Total unrecognized stock-based compensation expense related to unvested stock options at June 30, 2023 was approximately $10,400 and is expected to be recognized through the second quarter of 2024.

 

 

Restricted Stock Units

 

As of June 30, 2023 and 2022, the following is a summary of restricted stock unit activity:

 

      Number of  
      Shares  
Outstanding - January 1, 2023       69,114  
Granted       30,490  
Forfeited       -  
Vested       (69,114 )
Outstanding – June 30, 2023       30,490  

 

      Number of  
      Shares  
Outstanding - January 1, 2022       79,763  
Granted       170,937  
Forfeited       (13,823 )
Vested       (167,763 )
Outstanding – June 30, 2022       69,114  

 

During the period ended June 30, 2023, the Company granted 30,490 total restricted stock units for a value of $125,000 to the members of the Board of Directors per their compensation agreements.
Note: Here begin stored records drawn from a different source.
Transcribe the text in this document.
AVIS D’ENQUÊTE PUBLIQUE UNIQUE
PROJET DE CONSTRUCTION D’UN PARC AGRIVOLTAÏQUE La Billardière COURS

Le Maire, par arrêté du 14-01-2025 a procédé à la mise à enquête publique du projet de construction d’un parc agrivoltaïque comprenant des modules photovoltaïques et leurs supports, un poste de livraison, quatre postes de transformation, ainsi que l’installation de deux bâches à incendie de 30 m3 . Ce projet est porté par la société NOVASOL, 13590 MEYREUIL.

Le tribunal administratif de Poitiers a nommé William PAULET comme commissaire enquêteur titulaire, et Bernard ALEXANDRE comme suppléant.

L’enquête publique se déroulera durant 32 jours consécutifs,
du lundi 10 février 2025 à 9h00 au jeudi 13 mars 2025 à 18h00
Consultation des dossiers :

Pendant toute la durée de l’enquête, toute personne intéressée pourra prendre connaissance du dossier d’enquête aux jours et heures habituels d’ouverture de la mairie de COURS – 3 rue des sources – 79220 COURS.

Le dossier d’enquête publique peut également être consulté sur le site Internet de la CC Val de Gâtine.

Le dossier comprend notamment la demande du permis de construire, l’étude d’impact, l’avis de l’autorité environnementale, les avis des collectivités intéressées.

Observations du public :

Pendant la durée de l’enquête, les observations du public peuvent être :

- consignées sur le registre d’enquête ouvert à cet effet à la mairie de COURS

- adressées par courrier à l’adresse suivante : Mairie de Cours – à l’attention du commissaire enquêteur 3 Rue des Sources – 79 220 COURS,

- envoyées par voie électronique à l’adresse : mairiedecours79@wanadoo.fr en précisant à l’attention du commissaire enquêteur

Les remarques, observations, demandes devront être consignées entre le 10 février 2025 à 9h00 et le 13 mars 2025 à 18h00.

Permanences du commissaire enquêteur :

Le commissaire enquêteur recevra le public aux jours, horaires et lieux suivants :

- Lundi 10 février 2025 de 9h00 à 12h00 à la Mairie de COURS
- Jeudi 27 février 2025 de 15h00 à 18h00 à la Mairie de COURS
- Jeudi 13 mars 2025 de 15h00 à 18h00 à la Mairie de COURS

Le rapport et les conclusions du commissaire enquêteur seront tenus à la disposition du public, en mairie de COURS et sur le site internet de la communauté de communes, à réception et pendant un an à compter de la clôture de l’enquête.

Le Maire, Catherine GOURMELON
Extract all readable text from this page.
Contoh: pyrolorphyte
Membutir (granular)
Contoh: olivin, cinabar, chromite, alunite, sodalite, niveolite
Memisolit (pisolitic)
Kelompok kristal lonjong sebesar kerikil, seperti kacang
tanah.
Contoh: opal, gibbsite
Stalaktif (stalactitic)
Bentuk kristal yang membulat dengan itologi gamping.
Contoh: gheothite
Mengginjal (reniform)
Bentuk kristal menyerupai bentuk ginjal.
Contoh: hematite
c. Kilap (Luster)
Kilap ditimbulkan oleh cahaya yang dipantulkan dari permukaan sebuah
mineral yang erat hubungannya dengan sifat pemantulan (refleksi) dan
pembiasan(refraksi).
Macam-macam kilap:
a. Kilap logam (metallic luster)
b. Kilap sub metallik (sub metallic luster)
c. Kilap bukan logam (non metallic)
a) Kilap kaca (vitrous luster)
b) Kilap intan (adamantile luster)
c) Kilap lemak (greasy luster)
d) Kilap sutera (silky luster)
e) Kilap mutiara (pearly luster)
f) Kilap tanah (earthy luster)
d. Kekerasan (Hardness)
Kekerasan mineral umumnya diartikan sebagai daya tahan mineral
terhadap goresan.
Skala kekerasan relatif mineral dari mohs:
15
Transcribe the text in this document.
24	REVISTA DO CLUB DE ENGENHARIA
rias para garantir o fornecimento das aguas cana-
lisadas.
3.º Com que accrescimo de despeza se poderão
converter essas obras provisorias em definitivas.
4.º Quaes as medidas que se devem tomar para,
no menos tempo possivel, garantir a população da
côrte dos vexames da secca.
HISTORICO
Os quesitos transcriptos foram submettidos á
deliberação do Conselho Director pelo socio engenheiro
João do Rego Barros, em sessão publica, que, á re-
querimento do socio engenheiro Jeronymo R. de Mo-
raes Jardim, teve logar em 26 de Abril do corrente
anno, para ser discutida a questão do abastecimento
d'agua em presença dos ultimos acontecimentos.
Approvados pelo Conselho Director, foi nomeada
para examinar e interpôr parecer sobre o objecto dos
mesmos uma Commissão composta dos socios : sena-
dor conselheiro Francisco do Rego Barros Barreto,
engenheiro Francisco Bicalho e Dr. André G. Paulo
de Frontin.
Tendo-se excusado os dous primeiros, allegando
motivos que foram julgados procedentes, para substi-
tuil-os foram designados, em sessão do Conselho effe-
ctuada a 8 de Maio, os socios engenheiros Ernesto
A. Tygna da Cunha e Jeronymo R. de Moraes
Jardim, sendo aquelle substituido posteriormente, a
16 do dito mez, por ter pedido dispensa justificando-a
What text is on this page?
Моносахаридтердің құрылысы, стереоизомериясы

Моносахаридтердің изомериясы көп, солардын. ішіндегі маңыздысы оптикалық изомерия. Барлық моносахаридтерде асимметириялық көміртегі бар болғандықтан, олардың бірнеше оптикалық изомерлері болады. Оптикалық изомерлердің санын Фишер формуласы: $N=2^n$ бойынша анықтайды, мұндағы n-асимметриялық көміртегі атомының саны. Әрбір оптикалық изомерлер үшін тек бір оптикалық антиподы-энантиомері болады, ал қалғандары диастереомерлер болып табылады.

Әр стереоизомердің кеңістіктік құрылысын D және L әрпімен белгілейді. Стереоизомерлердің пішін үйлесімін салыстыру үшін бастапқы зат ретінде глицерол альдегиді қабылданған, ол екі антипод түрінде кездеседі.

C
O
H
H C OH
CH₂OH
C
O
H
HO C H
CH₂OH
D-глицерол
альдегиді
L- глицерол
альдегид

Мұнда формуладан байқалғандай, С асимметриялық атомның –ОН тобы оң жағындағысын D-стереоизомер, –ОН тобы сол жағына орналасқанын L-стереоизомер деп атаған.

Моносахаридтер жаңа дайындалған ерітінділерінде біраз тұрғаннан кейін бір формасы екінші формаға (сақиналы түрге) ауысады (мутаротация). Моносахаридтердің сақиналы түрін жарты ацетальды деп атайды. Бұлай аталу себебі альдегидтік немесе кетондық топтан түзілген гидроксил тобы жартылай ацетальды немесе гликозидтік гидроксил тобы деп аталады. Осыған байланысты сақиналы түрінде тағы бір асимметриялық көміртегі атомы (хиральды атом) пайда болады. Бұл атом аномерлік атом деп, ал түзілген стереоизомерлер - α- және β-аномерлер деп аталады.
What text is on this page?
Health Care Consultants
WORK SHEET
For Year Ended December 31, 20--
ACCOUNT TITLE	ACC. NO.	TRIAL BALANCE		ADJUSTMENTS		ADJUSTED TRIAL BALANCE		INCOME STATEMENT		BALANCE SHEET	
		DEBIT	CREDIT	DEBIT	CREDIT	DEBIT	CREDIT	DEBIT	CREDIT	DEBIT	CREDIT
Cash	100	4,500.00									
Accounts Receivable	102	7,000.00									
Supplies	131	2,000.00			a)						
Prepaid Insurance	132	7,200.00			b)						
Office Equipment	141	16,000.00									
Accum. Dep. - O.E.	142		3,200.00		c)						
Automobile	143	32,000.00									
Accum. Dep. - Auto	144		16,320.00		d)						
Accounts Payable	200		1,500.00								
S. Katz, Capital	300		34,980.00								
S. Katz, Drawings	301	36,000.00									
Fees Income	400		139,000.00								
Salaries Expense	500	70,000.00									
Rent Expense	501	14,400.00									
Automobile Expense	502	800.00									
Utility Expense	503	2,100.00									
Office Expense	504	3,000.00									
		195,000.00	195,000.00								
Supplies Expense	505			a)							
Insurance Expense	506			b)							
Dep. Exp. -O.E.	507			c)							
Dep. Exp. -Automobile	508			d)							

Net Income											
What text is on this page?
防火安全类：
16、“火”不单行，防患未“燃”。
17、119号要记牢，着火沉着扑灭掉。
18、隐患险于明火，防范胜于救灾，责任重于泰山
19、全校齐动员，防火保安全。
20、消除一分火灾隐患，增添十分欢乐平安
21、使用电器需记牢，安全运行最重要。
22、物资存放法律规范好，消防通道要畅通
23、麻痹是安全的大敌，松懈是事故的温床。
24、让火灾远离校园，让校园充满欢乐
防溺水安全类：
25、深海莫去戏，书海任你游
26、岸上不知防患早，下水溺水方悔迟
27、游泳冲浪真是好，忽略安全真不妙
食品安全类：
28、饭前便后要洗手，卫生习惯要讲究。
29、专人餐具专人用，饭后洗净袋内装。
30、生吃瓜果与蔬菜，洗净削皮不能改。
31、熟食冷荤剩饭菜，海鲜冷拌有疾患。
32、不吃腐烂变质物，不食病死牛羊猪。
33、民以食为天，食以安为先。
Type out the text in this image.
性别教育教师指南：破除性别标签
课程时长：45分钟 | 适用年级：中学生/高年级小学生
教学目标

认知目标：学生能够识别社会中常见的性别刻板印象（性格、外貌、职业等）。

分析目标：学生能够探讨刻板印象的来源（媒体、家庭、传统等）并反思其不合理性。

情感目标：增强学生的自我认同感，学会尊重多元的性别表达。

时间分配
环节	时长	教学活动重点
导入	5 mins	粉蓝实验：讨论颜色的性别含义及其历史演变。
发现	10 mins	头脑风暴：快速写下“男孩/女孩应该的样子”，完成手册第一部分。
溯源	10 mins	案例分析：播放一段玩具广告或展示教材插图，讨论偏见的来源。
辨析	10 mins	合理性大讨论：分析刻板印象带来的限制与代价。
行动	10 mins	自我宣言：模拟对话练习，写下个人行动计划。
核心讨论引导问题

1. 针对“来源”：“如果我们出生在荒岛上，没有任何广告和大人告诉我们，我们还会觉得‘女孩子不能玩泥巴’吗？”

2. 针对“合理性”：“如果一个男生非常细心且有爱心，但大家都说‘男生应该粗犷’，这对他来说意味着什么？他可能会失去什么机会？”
The shares will vest one year from the grant date of June 15, 2023.

 

The Company recorded non-cash stock-based compensation expense of approximately $58,000 and $400,000 as a component of general and administrative expenses in the accompanying consolidated statements of operations for the six months ended June 30, 2023 and 2022, respectively, pertaining to granting of restricted stock awards.

 

Total unrecognized stock-based compensation expense related to 30,490 unvested restricted stock units at June 30, 2023 was approximately $125,000 and is expected to be fully recognized by the second quarter of 2024.

 

In July 2023, the Company granted 120,000 restricted stock units to Mr. He, Chief Executive Officer of the Company, as part of his employment agreement entered into July 18, 2023. The shares will vest as follows: 1/3 immediately ‎upon grant, 1/3 on the first anniversary of the employment agreement, and the final 1/3 on the ‎second anniversary of the employment agreement; provided, however, that Mr. He must remain ‎continuously employed by the Company and/or its affiliates through the applicable ‎vesting date.